For this project, I wanted to do something different than I’ve done before. In phase 2, I built a mock-up of a shopping site which some CRUD actions. I wanted to do something different than a mock of a social media site or another e-commerce site. I wanted to do something that could be a continuous project I could work on far after I finish Flatiron and as my skill set grows.
I love plants. I also forget to water plants, where I planted them, how much sun they need, and Inevitably… kill the said plant. Plants usually come with a tag or a seed packet. This tag usually has general care instructions, when to plant them, the germination rate, how much sun they need. I ALWAYS lose those tags/seed packets. So I wanted a create an application where I could store all this information in one place, to take the guessing work out of all this. A reference to keep track of when I watered, when I planted them, and when they will bloom, or when to harvest them. So I did just that.
When you log into the app, you choose from 3 different categories, house, garden, and vegetable. I decided to make them separate because the care for these 3 categories is completely different. Once you create a plant, you are taken to its page with all the information for care.
Building the database and building out the backend of the application was pretty simple. My biggest hurdle was the Authentication/Authorization portion of this project. The user would need to be authenticated to access any of the application’s resources. I decided to use JSON web tokens for this task. (JWT). When the user logs in, a token is generated. When the user makes a request, they submit their token with the request as well. The backend will then decode the token and make sure that the user has access to these resources.
JWT has some benefits and some cons. But for simplicity’s sake, JWT tokens are self-contained and the information is needed such as the header, payload, and signature.
I would need a few gems to be able to use JWT authentication. The JWT gem and the Bcrypt gem. Bcrypt allows us to salt users’ passwords before running them through a one-way hashing function.
To start, the application needed to generate a token when a user logs in. These methods are typically kept in the application controller and are provided by the JWT gem. JWT.encode takes a payload to encode, the secret of the user’s choice, and an optional third hash. It then returns a JWT as a string JWT.decode then takes that JWT string and decodes it.
The token is issued in two different controller actions, UserController#create and AuthController#create. These are responsible for when a user signs up for the first time and an already existing user.
In the AuthController#create action, We find the user by the username, and using the authenticate method provided by Bcrypt, encode_token is then called from the Application Controller passing in the user’s ID in a payload and a JSON response is rendered along with accepted status. On the front end of the application, we store the token in localStorage. Then when we make a request later, we call localStorage to Authorize the request.

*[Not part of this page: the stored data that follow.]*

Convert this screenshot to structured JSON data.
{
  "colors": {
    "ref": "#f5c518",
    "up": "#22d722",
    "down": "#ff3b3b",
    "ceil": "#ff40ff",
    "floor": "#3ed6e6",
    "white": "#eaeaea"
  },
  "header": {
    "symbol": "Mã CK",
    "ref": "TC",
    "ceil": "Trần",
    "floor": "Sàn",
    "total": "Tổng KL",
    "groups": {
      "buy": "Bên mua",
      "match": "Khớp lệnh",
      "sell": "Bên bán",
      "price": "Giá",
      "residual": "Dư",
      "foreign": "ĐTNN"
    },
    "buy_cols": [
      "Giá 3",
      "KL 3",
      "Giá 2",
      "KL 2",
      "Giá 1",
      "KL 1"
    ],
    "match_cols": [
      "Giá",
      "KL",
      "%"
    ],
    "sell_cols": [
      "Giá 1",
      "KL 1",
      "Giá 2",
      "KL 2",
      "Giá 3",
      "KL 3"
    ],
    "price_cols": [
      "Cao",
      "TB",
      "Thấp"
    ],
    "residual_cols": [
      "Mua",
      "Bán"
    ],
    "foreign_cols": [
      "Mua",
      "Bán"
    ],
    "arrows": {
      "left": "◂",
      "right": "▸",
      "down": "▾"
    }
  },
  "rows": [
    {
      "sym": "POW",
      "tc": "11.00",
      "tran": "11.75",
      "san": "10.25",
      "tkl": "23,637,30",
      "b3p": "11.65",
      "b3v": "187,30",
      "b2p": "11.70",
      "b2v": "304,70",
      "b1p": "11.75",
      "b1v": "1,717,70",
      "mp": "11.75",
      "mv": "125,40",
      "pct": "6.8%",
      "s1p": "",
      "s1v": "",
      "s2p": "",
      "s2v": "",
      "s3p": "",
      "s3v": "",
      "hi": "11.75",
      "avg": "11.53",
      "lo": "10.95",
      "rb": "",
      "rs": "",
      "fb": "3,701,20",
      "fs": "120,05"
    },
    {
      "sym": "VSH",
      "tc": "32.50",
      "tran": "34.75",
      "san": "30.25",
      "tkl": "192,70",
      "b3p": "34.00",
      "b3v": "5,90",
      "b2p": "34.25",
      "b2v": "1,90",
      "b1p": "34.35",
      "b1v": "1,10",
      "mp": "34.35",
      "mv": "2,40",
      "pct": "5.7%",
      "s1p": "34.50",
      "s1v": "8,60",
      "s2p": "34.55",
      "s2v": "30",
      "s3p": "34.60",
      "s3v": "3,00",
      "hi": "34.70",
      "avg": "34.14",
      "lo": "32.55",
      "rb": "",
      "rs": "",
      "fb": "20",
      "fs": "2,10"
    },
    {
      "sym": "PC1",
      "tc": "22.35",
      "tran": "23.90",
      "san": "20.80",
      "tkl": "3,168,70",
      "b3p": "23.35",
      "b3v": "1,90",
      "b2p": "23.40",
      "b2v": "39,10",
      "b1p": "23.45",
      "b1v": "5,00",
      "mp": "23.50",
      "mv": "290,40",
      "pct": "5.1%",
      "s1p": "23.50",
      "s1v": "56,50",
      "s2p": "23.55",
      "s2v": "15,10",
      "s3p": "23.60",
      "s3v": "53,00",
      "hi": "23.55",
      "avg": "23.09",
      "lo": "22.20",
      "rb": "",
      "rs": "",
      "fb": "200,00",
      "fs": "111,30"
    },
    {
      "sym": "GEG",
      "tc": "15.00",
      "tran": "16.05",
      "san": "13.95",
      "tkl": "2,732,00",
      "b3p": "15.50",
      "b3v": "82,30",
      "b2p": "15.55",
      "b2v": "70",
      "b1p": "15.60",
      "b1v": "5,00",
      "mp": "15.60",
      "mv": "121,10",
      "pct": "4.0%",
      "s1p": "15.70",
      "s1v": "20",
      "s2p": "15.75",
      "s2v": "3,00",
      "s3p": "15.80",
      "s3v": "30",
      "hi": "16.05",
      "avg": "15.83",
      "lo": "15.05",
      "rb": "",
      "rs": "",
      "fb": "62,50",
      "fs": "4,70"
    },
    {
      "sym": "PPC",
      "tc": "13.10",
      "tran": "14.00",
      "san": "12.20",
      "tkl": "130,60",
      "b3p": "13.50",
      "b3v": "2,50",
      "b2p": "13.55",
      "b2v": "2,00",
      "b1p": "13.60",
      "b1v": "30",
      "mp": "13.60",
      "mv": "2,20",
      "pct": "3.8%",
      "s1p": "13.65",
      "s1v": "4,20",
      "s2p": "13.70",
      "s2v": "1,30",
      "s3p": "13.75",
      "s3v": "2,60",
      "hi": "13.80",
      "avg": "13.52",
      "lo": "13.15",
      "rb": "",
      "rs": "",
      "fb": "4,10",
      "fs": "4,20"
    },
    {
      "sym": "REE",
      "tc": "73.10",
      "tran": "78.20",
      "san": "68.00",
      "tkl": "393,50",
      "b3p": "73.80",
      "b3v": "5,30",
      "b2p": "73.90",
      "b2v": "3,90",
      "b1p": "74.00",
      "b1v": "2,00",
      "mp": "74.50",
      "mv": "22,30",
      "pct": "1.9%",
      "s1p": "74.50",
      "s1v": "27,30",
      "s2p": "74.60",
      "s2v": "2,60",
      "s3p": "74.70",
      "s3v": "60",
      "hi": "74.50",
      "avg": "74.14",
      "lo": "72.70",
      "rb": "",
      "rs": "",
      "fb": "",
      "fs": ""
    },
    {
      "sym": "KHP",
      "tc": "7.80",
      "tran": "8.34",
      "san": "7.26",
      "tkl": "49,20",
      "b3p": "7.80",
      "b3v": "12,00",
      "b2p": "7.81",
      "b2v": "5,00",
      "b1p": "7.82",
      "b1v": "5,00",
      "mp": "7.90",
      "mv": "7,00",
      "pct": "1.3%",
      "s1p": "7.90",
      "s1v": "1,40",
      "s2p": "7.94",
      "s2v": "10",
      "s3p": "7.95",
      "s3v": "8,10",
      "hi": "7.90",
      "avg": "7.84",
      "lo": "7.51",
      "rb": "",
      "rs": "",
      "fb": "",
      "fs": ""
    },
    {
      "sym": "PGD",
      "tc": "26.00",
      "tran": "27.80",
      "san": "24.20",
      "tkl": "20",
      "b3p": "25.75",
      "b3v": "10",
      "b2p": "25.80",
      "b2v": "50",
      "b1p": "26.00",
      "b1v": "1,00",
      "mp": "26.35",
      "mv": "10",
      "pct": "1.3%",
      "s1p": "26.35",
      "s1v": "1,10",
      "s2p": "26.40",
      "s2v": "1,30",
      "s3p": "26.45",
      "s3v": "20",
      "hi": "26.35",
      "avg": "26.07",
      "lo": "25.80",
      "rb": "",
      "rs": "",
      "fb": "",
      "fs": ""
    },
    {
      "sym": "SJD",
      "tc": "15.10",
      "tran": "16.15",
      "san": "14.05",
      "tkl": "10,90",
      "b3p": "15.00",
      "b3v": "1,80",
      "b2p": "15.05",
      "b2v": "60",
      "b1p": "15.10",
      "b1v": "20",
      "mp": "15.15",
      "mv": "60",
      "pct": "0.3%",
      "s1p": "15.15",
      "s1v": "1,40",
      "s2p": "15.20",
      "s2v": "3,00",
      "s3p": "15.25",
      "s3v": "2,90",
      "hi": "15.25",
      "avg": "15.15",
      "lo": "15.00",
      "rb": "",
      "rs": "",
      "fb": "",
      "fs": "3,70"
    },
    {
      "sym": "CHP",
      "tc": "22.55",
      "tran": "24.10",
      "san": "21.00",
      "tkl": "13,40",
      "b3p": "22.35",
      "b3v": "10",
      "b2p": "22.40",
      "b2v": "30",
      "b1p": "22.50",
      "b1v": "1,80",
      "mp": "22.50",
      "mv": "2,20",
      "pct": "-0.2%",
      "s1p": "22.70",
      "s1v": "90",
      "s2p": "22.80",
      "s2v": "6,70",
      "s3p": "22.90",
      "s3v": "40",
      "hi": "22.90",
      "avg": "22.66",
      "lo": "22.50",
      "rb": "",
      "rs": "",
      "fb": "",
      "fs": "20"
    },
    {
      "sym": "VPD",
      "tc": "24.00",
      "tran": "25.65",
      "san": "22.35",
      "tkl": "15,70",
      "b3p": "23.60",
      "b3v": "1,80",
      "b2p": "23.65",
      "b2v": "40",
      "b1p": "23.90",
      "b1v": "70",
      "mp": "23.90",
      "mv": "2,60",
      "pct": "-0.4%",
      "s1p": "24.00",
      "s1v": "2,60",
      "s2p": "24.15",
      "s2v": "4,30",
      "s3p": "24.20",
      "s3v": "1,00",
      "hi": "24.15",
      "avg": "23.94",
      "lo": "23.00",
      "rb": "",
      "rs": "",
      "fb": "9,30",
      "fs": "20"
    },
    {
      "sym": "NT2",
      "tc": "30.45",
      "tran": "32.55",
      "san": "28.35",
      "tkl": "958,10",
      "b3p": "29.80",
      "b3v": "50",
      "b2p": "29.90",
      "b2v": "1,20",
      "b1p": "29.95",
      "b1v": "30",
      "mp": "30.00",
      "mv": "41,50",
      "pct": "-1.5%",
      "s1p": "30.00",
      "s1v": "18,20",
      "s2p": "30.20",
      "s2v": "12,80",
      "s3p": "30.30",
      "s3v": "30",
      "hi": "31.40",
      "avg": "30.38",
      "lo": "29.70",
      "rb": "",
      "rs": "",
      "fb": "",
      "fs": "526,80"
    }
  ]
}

In the UserController#create action, where a user is signing up for the first time, a User is created if the data is validated check passes, a token is encoded and JSON is rendered like before.

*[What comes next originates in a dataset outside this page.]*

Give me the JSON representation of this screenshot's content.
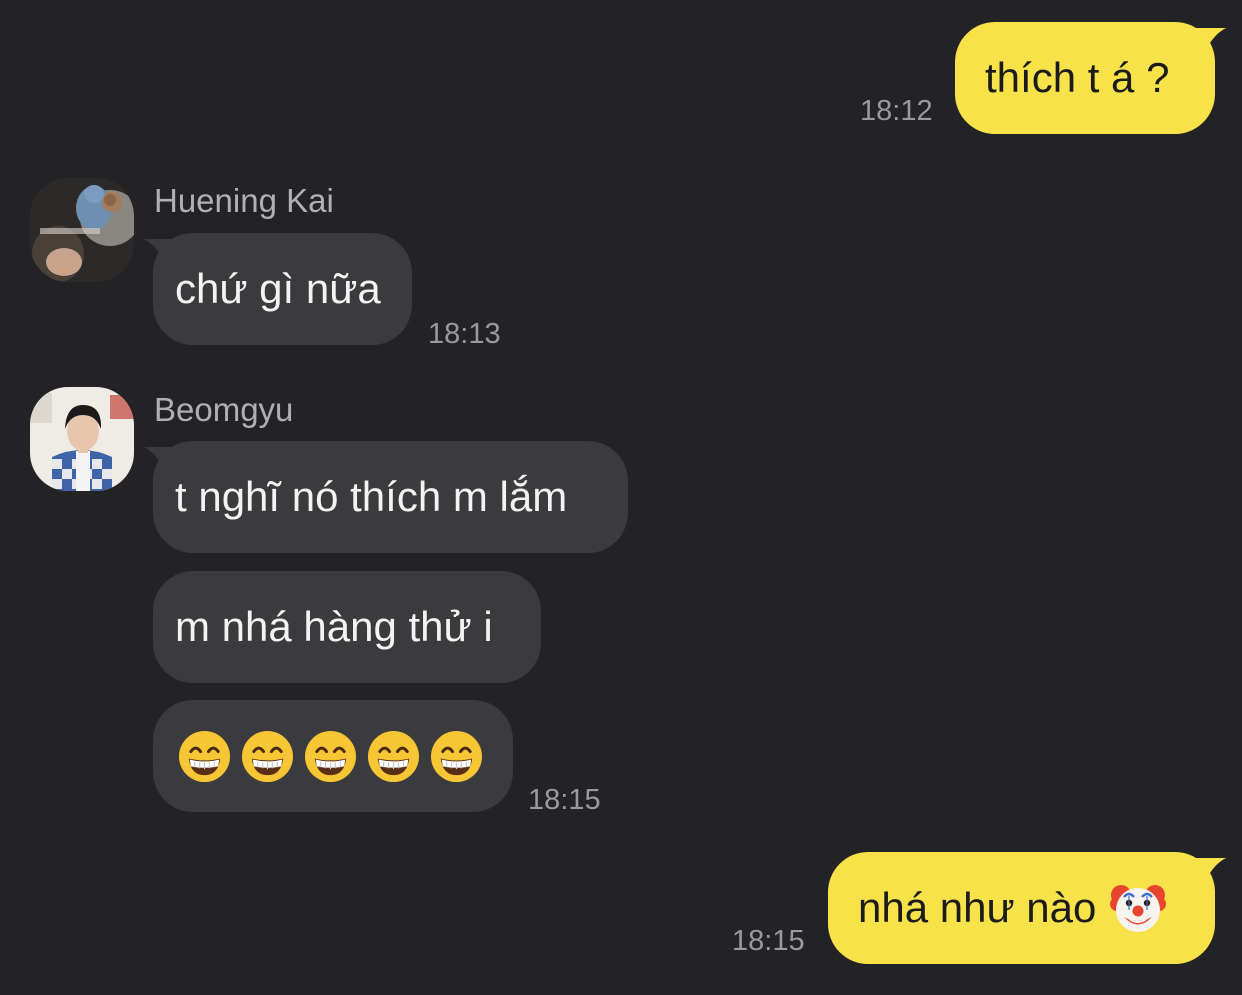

The UsersController#profile ensures that a user stays logged in if the page is refreshed or if a user does not log out.
Although this post does not give a full tutorial on how to create an Authentication for your next project. It does highlight some of the methods I used in my project to enable JWT Auth. There is much more that can be done to protect users’ data and prevent vulnerability. For me, this was a good starting point in understanding the basics of it.
Now on to phase 5 the final phase of Flatiron!